LE PETIT DESPROGES ILLLUSTRE (PILOTE N°118 - MARS 1984)



Résumé des chapitres précédents : Après avoir abordé les lettres A, B,C, D, E, F, G et H, l'auteur, dans Pilote du mois de février dernier, s'en prenait aux lettres I et J. Jusqu'où ira-t-il ? 


K KAMIKAZE : n.m., mot japonais signifiant "tempête providentielle". Exemple : "Après dissipation des brumes matinales, les kamikazes viendront réchauffer l'atmosphère au large des côtes".

Par extension, le mot kamikaze a désigné, pendant la seconde guerre mondiale, les pilotes-suicide japonais qui venaient s'écraser sur les porte-avions américains, pour vérifier le principe d'Archimède dans la rade d'Hawaï.

En temps de paix, le kamikaze s'étiole. N'ayant nul porte-avions sur lequel s'abattre, il se sent inutile à la société. L'envie de se suicider l'étreint et, croyez-moi, pour quelqu'un dont la raison de vivre est de mourir, l'idée de mort est invivable. Je ne sais pas si je suis clair, mais ça m'est égal.

Quand l'envie de se suicider étreint le kamikaze, nous devons l'aider à affronter gaiement son autodestruction. Car il est du devoir du chrétien d'assister son frère nippon aux portes de l'audelà, sans compter qu'un militaire de moins, c'est toujours ça de pris.

Pour aider un kimakaze désespéré à en finir, il suffit de le mettre au bord d'une falaise et d'imiter le cri du porte-avions. Aussitôt, le malheureux se jettera dans le vide, les bras en croix, en imitant le cri du chasseurbombardier équipé d'un moteur de 960 CV, et en hurlant : "Banzaï ! ", ce qui signifie littéralement : "Hop ! "

La femelle du kamikaze s'appelle la kamikazette. Plus fluette que le mâle, il suffit de la pousser du haut d'un tabouret pour qu'elle plonge sur la moquette en imitant le cri de l'U.L.M. et en hurlant les mêmes conneries, mais un ton au-dessus.

Pour se reproduire, le kamikaze, après une danse d'amour assez fastidieuse et suintante de simagrées extrême-orientales, dispose la kamikazette au centre du lit nuptial.
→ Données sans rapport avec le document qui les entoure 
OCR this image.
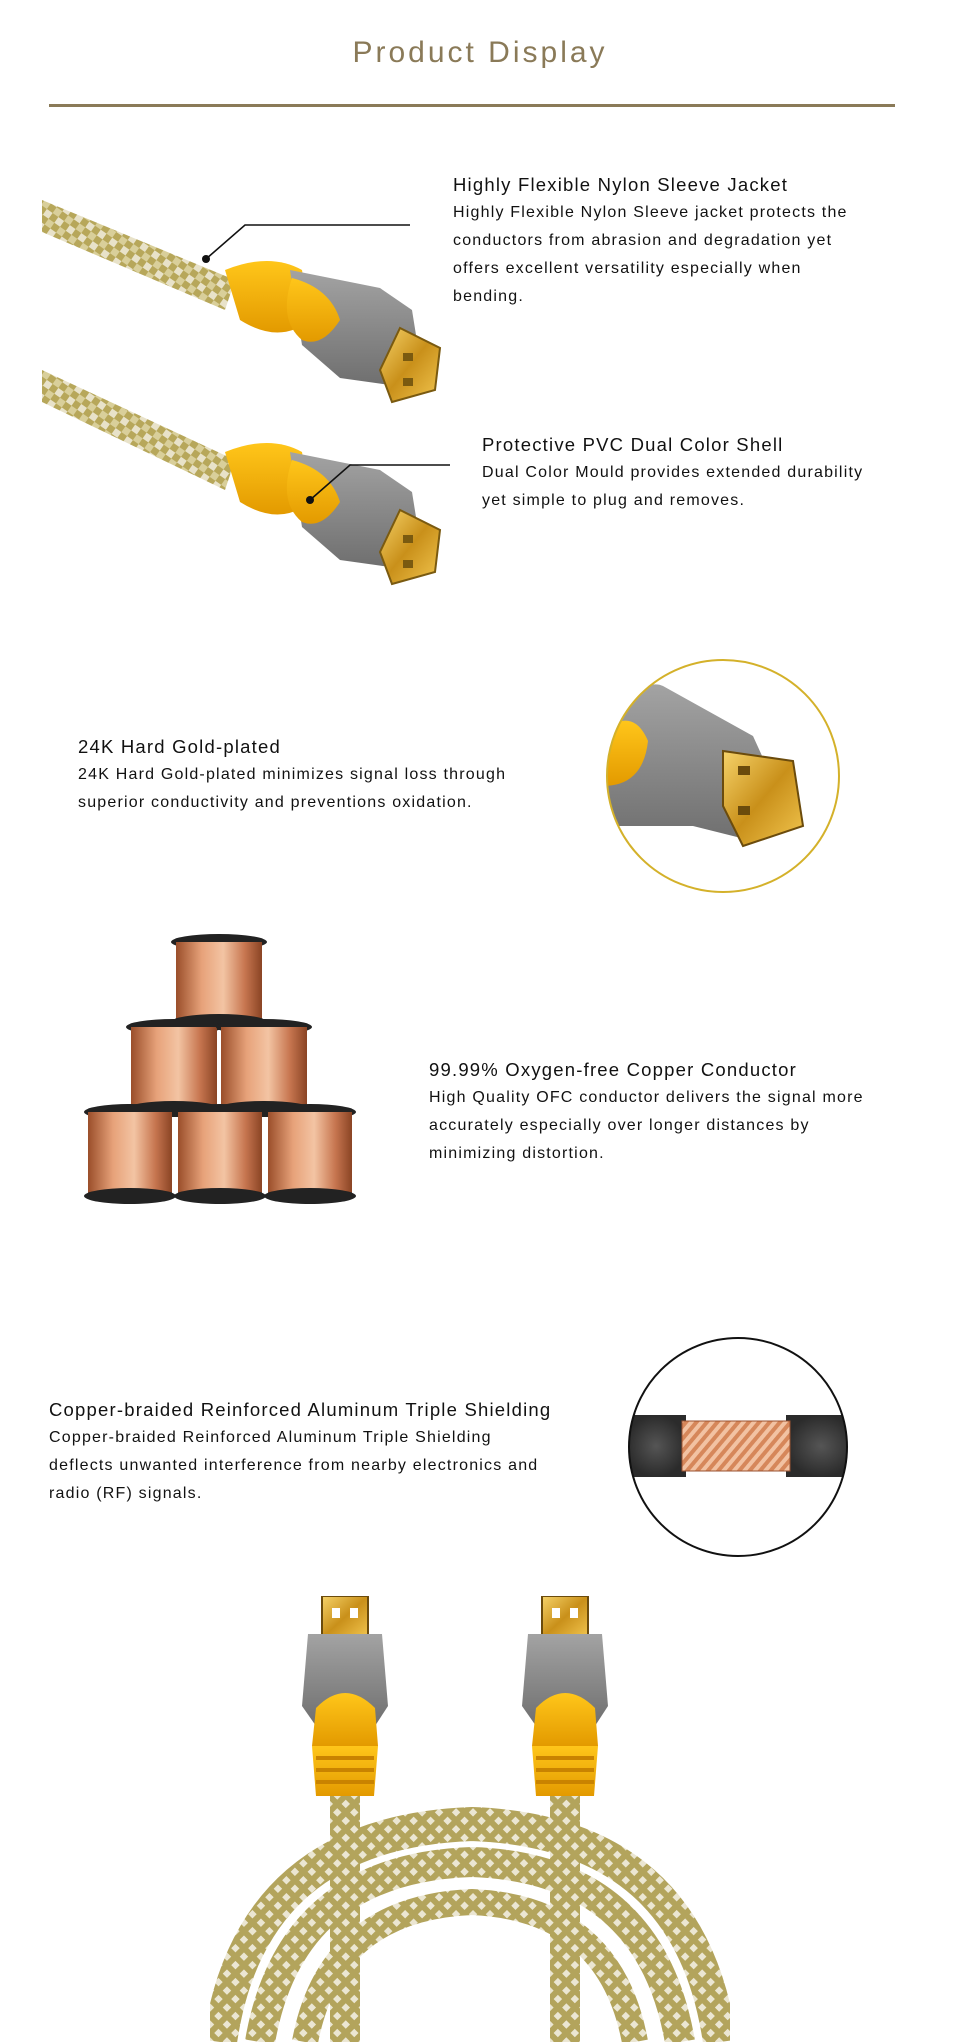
Product Display
Highly Flexible Nylon Sleeve Jacket
Highly Flexible Nylon Sleeve jacket protects the
conductors from abrasion and degradation yet
offers excellent versatility especially when
bending.
Protective PVC Dual Color Shell
Dual Color Mould provides extended durability
yet simple to plug and removes.
24K Hard Gold-plated
24K Hard Gold-plated minimizes signal loss through
superior conductivity and preventions oxidation.
99.99% Oxygen-free Copper Conductor
High Quality OFC conductor delivers the signal more
accurately especially over longer distances by
minimizing distortion.
Copper-braided Reinforced Aluminum Triple Shielding
Copper-braided Reinforced Aluminum Triple Shielding
deflects unwanted interference from nearby electronics and
radio (RF) signals.
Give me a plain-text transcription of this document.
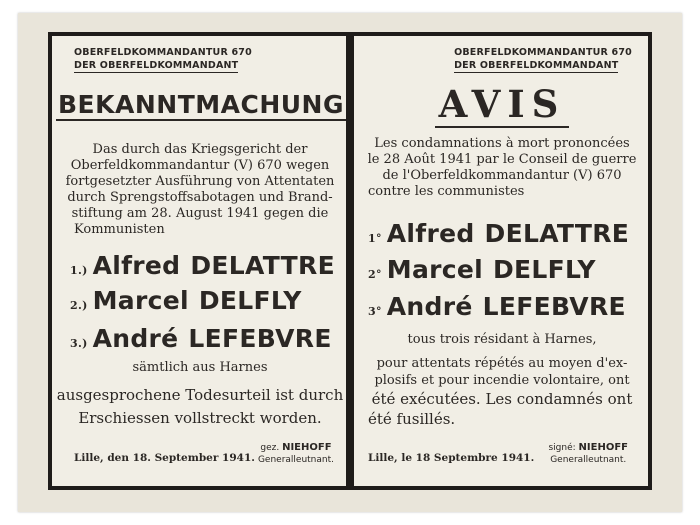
OBERFELDKOMMANDANTUR 670
DER OBERFELDKOMMANDANT
BEKANNTMACHUNG
Das durch das Kriegsgericht der
Oberfeldkommandantur (V) 670 wegen
fortgesetzter Ausführung von Attentaten
durch Sprengstoffsabotagen und Brand-
stiftung am 28. August 1941 gegen die
Kommunisten
1.) Alfred DELATTRE
2.) Marcel DELFLY
3.) André LEFEBVRE
sämtlich aus Harnes
ausgesprochene Todesurteil ist durch
Erschiessen vollstreckt worden.
Lille, den 18. September 1941.
gez. NIEHOFF
Generalleutnant.
OBERFELDKOMMANDANTUR 670
DER OBERFELDKOMMANDANT
AVIS
Les condamnations à mort prononcées
le 28 Août 1941 par le Conseil de guerre
de l'Oberfeldkommandantur (V) 670
contre les communistes
1° Alfred DELATTRE
2° Marcel DELFLY
3° André LEFEBVRE
tous trois résidant à Harnes,
pour attentats répétés au moyen d'ex-
plosifs et pour incendie volontaire, ont
été exécutées. Les condamnés ont
été fusillés.
Lille, le 18 Septembre 1941.
signé: NIEHOFF
Generalleutnant.
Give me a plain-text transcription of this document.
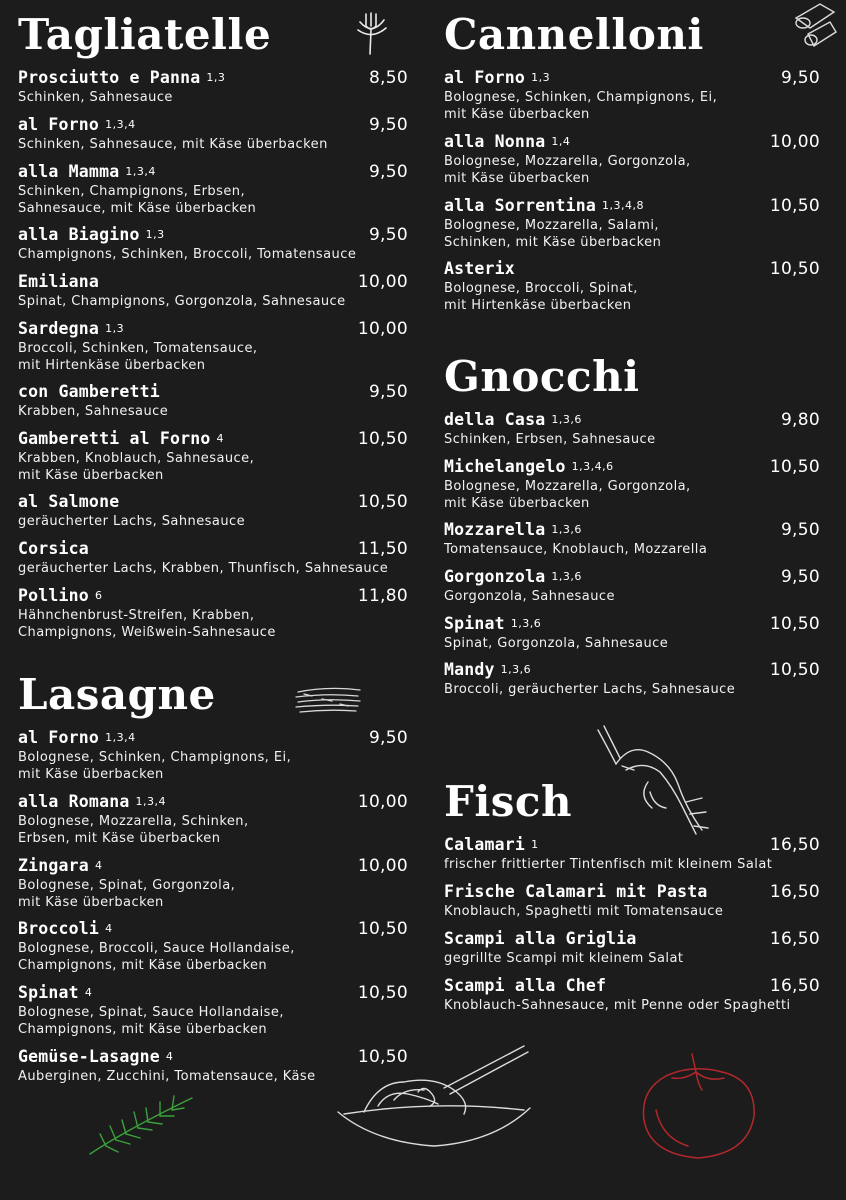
Tagliatelle
Lasagne
Prosciutto e Panna 1,3	8,50
Schinken, Sahnesauce
al Forno 1,3,4	9,50
Schinken, Sahnesauce, mit Käse überbacken
alla Mamma 1,3,4	9,50
Schinken, Champignons, Erbsen,
Sahnesauce, mit Käse überbacken
alla Biagino 1,3	9,50
Champignons, Schinken, Broccoli, Tomatensauce
Emiliana	10,00
Spinat, Champignons, Gorgonzola, Sahnesauce
Sardegna 1,3	10,00
Broccoli, Schinken, Tomatensauce,
mit Hirtenkäse überbacken
con Gamberetti	9,50
Krabben, Sahnesauce
Gamberetti al Forno 4	10,50
Krabben, Knoblauch, Sahnesauce,
mit Käse überbacken
al Salmone	10,50
geräucherter Lachs, Sahnesauce
Corsica	11,50
geräucherter Lachs, Krabben, Thunfisch, Sahnesauce
Pollino 6	11,80
Hähnchenbrust-Streifen, Krabben,
Champignons, Weißwein-Sahnesauce
al Forno 1,3,4	9,50
Bolognese, Schinken, Champignons, Ei,
mit Käse überbacken
alla Romana 1,3,4	10,00
Bolognese, Mozzarella, Schinken,
Erbsen, mit Käse überbacken
Zingara 4	10,00
Bolognese, Spinat, Gorgonzola,
mit Käse überbacken
Broccoli 4	10,50
Bolognese, Broccoli, Sauce Hollandaise,
Champignons, mit Käse überbacken
Spinat 4	10,50
Bolognese, Spinat, Sauce Hollandaise,
Champignons, mit Käse überbacken
Gemüse-Lasagne 4	10,50
Auberginen, Zucchini, Tomatensauce, Käse
Cannelloni
Gnocchi
Fisch
al Forno 1,3	9,50
Bolognese, Schinken, Champignons, Ei,
mit Käse überbacken
alla Nonna 1,4	10,00
Bolognese, Mozzarella, Gorgonzola,
mit Käse überbacken
alla Sorrentina 1,3,4,8	10,50
Bolognese, Mozzarella, Salami,
Schinken, mit Käse überbacken
Asterix	10,50
Bolognese, Broccoli, Spinat,
mit Hirtenkäse überbacken
della Casa 1,3,6	9,80
Schinken, Erbsen, Sahnesauce
Michelangelo 1,3,4,6	10,50
Bolognese, Mozzarella, Gorgonzola,
mit Käse überbacken
Mozzarella 1,3,6	9,50
Tomatensauce, Knoblauch, Mozzarella
Gorgonzola 1,3,6	9,50
Gorgonzola, Sahnesauce
Spinat 1,3,6	10,50
Spinat, Gorgonzola, Sahnesauce
Mandy 1,3,6	10,50
Broccoli, geräucherter Lachs, Sahnesauce
Calamari 1	16,50
frischer frittierter Tintenfisch mit kleinem Salat
Frische Calamari mit Pasta	16,50
Knoblauch, Spaghetti mit Tomatensauce
Scampi alla Griglia	16,50
gegrillte Scampi mit kleinem Salat
Scampi alla Chef	16,50
Knoblauch-Sahnesauce, mit Penne oder Spaghetti
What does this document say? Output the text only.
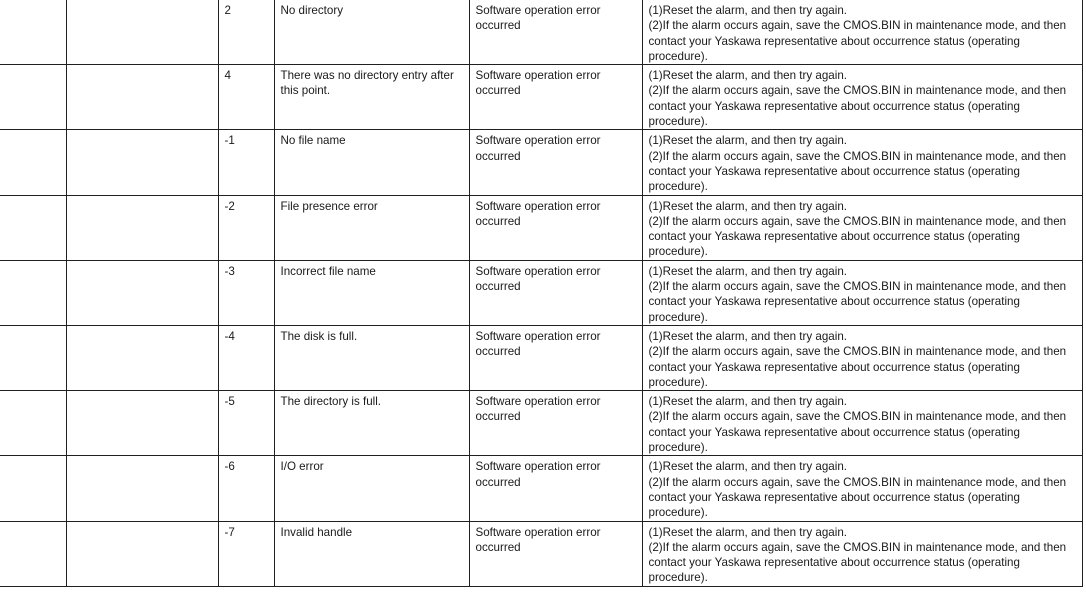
		2	No directory	Software operation error occurred	(1)Reset the alarm, and then try again.
(2)If the alarm occurs again, save the CMOS.BIN in maintenance mode, and then contact your Yaskawa representative about occurrence status (operating procedure).

		4	There was no directory entry after this point.	Software operation error occurred	(1)Reset the alarm, and then try again.
(2)If the alarm occurs again, save the CMOS.BIN in maintenance mode, and then contact your Yaskawa representative about occurrence status (operating procedure).

		-1	No file name	Software operation error occurred	(1)Reset the alarm, and then try again.
(2)If the alarm occurs again, save the CMOS.BIN in maintenance mode, and then contact your Yaskawa representative about occurrence status (operating procedure).

		-2	File presence error	Software operation error occurred	(1)Reset the alarm, and then try again.
(2)If the alarm occurs again, save the CMOS.BIN in maintenance mode, and then contact your Yaskawa representative about occurrence status (operating procedure).

		-3	Incorrect file name	Software operation error occurred	(1)Reset the alarm, and then try again.
(2)If the alarm occurs again, save the CMOS.BIN in maintenance mode, and then contact your Yaskawa representative about occurrence status (operating procedure).

		-4	The disk is full.	Software operation error occurred	(1)Reset the alarm, and then try again.
(2)If the alarm occurs again, save the CMOS.BIN in maintenance mode, and then contact your Yaskawa representative about occurrence status (operating procedure).

		-5	The directory is full.	Software operation error occurred	(1)Reset the alarm, and then try again.
(2)If the alarm occurs again, save the CMOS.BIN in maintenance mode, and then contact your Yaskawa representative about occurrence status (operating procedure).

		-6	I/O error	Software operation error occurred	(1)Reset the alarm, and then try again.
(2)If the alarm occurs again, save the CMOS.BIN in maintenance mode, and then contact your Yaskawa representative about occurrence status (operating procedure).

		-7	Invalid handle	Software operation error occurred	(1)Reset the alarm, and then try again.
(2)If the alarm occurs again, save the CMOS.BIN in maintenance mode, and then contact your Yaskawa representative about occurrence status (operating procedure).
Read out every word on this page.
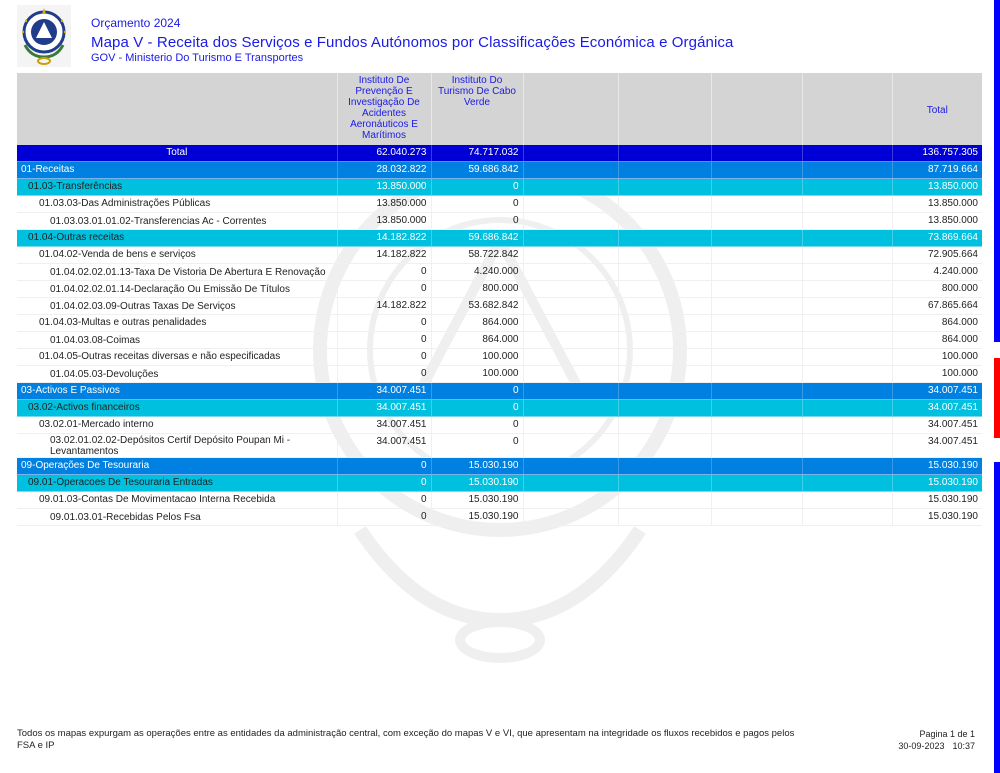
Orçamento 2024
Mapa V - Receita dos Serviços e Fundos Autónomos por Classificações Económica e Orgánica
GOV - Ministerio Do Turismo E Transportes
	Instituto De Prevenção E Investigação De Acidentes Aeronáuticos E Marítimos	Instituto Do Turismo De Cabo Verde					Total
Total	62.040.273	74.717.032					136.757.305
01-Receitas	28.032.822	59.686.842					87.719.664
01.03-Transferências	13.850.000	0					13.850.000
01.03.03-Das Administrações Públicas	13.850.000	0					13.850.000
01.03.03.01.01.02-Transferencias Ac - Correntes	13.850.000	0					13.850.000
01.04-Outras receitas	14.182.822	59.686.842					73.869.664
01.04.02-Venda de bens e serviços	14.182.822	58.722.842					72.905.664
01.04.02.02.01.13-Taxa De Vistoria De Abertura E Renovação	0	4.240.000					4.240.000
01.04.02.02.01.14-Declaração Ou Emissão De Títulos	0	800.000					800.000
01.04.02.03.09-Outras Taxas De Serviços	14.182.822	53.682.842					67.865.664
01.04.03-Multas e outras penalidades	0	864.000					864.000
01.04.03.08-Coimas	0	864.000					864.000
01.04.05-Outras receitas diversas e não especificadas	0	100.000					100.000
01.04.05.03-Devoluções	0	100.000					100.000
03-Activos E Passivos	34.007.451	0					34.007.451
03.02-Activos financeiros	34.007.451	0					34.007.451
03.02.01-Mercado interno	34.007.451	0					34.007.451
03.02.01.02.02-Depósitos Certif Depósito Poupan Mi - Levantamentos	34.007.451	0					34.007.451
09-Operações De Tesouraria	0	15.030.190					15.030.190
09.01-Operacoes De Tesouraria Entradas	0	15.030.190					15.030.190
09.01.03-Contas De Movimentacao Interna Recebida	0	15.030.190					15.030.190
09.01.03.01-Recebidas Pelos Fsa	0	15.030.190					15.030.190
Todos os mapas expurgam as operações entre as entidades da administração central, com exceção do mapas V e VI, que apresentam na integridade os fluxos recebidos e pagos pelos FSA e IP
Pagina 1 de 1
30-09-2023 10:37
Puis il grimpe sur l'armoire Henrito II et se jette dans le vide en criant "Bito, bito", ce qui signifie littéralement "1 love you". Quand le lit casse, on dit que l'hiver sera rigoureux.


L LAZARISTE : n.m. Nom donné aux membres de la Société des prêtres de la mission fondée en 1625 par Saint-Vincent-de-Paul, et appelés ainsi parce qu'ils adoraient la gare Saint- Lazare. Alors qu'il n'y a pas de quoi, c'est plein de courants d'air et ça pue la merguez.

Le seul intérêt de la gare Saint-Lazare réside dans sa capacité à contenir des trains. L'un d'entre eux, baptisé "Train pour Lisieux", sous prétexte qu'il va à Lisieux, présente la particularité — comme son nom l'indique — d'aller à Lisieux, où l'on peut rencontrer les membres de la Mission fondée au siècle dernier par Sainte-Thérèse, et appelés ainsi parce qu'ils rient quand on les baise. On ne doit pas confondre les Lazaristes avec les Nordistes, qui adorent la gare du Nord, ni avec les Austerlistes, qui adorent l'aéroport du Bourget.

Comme les Francs-Maçons ou les Haré Krishna, les Lazaristes se réunissent en douce la nuit dans des caves où ils se déguisent en n'importe quoi avant de psalmodier de dérisoires incantations à Jean- Baptiste Locomotive, l'inventeur du chemin de fer, qui sera probablement canonisé avant que ça me reprenne.


(A suivre. Peut-être. Mais c'est pas sûr. Personnellement, ça m'étonnerait. Va savoir).